The Judge's interoperability argument in 2012 was subsequently shot down on appeal in 2013/2014. They appellate hearing ruled that interop is irrelevant. (There are other laws with which you can go after interoperability, and the EU did just that in EU vs MS. But you can't use interoperability as a get-out-of-jail-free card when you've been copying without a license.)

"The currently finished trial said no, APIs are under copyright by the legal definition of this, so the trial was on point 2, and it ruled re-implementation is "fair use".

It was the 2013/14 appeal that confirmed that APIs are under copyright. Which doesn't mean APIs are very "defend-able". Look what happened when SCO tried it.

The clean room discussion applies to patent, not copyright cases.

Andrew Orlowski (Written by Reg staff)

Re: That's not what free software is about

This is why I emphasised the need to think from first principles:

"What the author is doing here is just repeating what Oracle claims. Oracle is, as we all know, not really a proponent of Free Software"

So it follows that you can discount the validity of any and all statements based on the speaker's political views. Turn off your critical faculties and discount every argument Oracle makes.

Not all of Oracle's claims are supportable, particularly the claim made at Arse that last week's trial sets a legal precedent. It doesn't at all.

But you're taking a position of convenience, in which you avoid the tough issues raised by the case. Are rip-offs OK sometimes? What if your open source code has been swallowed a giant corporation, like Oracle, which incorporates your code and shouts "Fair Use!" in your face. Fighting them on a tort is much harder than fighting them on copyright infringement grounds. There is a risk of a genuine chilling effect here.

GM crops are good for you and the planet, reckon boffins

Andrew Orlowski (Written by Reg staff)

"kaching! big money behind study, big money behind article, big money behind comment section"

Where's my cheque, then?

Queen’s Speech: Digital Bill to tackle radicalisation, pirates

Andrew Orlowski (Written by Reg staff)

Re: Re: That's just cover

If you RTFA and my comment, you'd know this won't ensnare casual torrenters. The IPO has made that clear. Egregious hasn't changed.
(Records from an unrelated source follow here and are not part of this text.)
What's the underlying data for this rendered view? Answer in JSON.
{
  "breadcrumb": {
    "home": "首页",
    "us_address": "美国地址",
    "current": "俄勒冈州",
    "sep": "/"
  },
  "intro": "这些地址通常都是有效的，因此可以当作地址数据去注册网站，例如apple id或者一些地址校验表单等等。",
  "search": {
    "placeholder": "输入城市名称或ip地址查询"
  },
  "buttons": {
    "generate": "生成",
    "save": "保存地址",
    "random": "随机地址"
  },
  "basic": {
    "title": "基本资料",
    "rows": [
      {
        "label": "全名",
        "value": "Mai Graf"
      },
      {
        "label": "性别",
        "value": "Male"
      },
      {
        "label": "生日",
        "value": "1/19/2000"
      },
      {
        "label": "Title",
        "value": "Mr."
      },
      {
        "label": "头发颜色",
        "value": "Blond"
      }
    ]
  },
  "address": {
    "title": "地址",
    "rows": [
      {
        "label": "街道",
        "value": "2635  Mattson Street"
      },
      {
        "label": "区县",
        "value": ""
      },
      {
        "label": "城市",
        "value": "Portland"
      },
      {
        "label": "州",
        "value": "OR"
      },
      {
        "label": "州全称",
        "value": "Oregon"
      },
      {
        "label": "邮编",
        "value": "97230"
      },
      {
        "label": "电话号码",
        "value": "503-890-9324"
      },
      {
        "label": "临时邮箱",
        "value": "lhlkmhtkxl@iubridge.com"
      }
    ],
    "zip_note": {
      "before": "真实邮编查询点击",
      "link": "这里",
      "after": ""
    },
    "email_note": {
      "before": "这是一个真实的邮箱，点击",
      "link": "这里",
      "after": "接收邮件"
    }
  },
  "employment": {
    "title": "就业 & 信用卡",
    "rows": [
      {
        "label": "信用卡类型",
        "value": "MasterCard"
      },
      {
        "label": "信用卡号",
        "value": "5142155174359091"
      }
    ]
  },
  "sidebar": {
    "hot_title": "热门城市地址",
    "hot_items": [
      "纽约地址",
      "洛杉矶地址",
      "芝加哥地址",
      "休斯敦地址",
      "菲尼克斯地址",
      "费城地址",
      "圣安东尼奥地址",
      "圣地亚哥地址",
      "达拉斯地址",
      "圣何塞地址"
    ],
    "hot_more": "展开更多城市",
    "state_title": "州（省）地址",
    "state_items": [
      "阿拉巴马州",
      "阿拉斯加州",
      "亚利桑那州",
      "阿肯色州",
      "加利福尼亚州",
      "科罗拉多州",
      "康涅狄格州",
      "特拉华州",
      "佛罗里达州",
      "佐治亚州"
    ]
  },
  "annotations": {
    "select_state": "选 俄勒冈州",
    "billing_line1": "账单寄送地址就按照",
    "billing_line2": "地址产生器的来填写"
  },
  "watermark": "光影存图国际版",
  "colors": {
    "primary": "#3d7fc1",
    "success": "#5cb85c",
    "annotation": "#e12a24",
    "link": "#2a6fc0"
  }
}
I'll explain what you're doing here, anon, because I see it a lot, but you provide one of the best examples of this phenomenon anywhere on the web.

Rather than offering a dispassionate analysis of the evidence, your comments are entirely driven by a persecution complex. You *need* to see evidence that you're being persecuted. Every day you wake up and need to see evidence of persecution. Persecution is possibly what gives life meaning.

Just a thought, but maybe this isn't particularly healthy or effective? You seem intelligent enough to deal with copyright issues better than you do, without the paranoia or persecution.

Andrew Orlowski (Written by Reg staff)

Re: Re: Still might be a tad excessive

Exactly.

Large companies can lobby for better terms, stiff the competition, and are better placed to deal with regulation.

Commercial piracy hits indies - eg, the small software house, the small games developer, the small publisher or label - the hardest. So does the takedown framework. Freetards really hate to hear this and will do anything to reject reality. This says a lot about the quality of such arguments in 2016.

Andrew Orlowski (Written by Reg staff)

Re: Re: That's just cover

"Are we talking about extending existing civil liability into the criminal space or are we just talking about upping the sentence for the existing crime?"

I would have thought that's obvious, not just from the original article, but my comment.